Health Canada’s announcement made me think of another news story from late last year about a Canadian yoga wear maker that apparently has a line of clothing that’s made of “eco-friendly fabrics”. What’s that? You’ve never heard of such material? Join the club!

But the “news” surrounding this company’s line of clothes wasn’t just about its use of eco-friendly fabrics. The news story had to do with the fact that the manufacturer was making claims about health benefits attributable to the fabric. Apparently, the company claimed the seaweed fibre in the fabric helps reduce stress and provides anti-inflammatory, antibacterial, hydrating and detoxifying benefits.

Canada’s Competition Bureau ended up investigating these claims and determined they had not been proven and asked the company to stop advertising the alleged benefits. (The story of how these claims came to the government’s attention is a soap opera in itself and involved an investigation by the Wall Street Journal that was prompted by an investor who stood to make lots of money if the company’s share prices fell. But that’s another story…)
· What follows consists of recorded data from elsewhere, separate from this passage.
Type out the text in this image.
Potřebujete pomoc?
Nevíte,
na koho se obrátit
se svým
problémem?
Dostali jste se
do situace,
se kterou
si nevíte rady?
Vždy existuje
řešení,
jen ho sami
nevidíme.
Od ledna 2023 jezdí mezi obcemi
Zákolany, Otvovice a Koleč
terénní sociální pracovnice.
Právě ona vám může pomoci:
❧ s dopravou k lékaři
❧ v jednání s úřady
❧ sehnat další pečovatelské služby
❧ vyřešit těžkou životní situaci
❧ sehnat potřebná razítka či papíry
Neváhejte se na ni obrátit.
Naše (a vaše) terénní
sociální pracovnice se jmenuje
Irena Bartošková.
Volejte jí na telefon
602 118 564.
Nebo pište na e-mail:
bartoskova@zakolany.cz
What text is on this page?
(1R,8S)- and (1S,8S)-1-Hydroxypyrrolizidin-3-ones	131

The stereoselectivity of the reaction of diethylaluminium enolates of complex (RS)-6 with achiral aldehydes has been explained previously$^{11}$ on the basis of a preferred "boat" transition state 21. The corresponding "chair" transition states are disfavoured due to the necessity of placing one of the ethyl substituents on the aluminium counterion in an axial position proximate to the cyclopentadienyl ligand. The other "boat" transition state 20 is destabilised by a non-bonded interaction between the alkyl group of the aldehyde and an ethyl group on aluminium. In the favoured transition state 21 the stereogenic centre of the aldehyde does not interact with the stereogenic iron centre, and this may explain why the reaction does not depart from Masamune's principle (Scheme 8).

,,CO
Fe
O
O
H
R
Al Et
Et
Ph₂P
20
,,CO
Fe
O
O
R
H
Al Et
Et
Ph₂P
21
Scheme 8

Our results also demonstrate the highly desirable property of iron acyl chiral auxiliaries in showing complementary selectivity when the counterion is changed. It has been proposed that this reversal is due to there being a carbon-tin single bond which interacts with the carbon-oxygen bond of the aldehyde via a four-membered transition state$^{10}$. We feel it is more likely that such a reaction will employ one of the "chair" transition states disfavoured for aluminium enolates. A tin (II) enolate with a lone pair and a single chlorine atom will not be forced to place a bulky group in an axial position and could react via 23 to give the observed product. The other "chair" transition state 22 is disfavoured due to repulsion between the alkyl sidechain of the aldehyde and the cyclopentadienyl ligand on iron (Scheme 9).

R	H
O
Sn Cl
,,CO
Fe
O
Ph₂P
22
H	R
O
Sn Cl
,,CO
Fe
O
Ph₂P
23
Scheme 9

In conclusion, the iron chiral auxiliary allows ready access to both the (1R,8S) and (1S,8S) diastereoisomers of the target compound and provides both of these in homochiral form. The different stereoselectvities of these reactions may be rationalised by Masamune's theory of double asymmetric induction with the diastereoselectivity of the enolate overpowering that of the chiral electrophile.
I don’t know if it’s because I’m just not particularly susceptible to advertising, or if it’s because I was born a skeptic, but I pretty much summarily disregard health benefit claims made in ads. If anything, such claims tend to turn me off -- either because they make me feel stupid or because I just think it’s all a bunch of hooey.

Call me stuck in the 20th century, but I still make most of my purchasing decisions based on pretty every-day things. That means I choose a yogurt because I like how it tastes, and I choose workout clothes based on whether they’re comfortable and how I think I’ll look in them when sweaty.

I realize this probably makes me sound like a rather unsophisticated consumer. Hmmm… how can I make that sound better? What words might a clever advertiser use to describe me and folks like me? Oh, I know, how about this: We’re not simple or non-discriminating -- far from it -- we’re part of that (apparently) small coterie of buyers with a fine tuned, natural hype filter.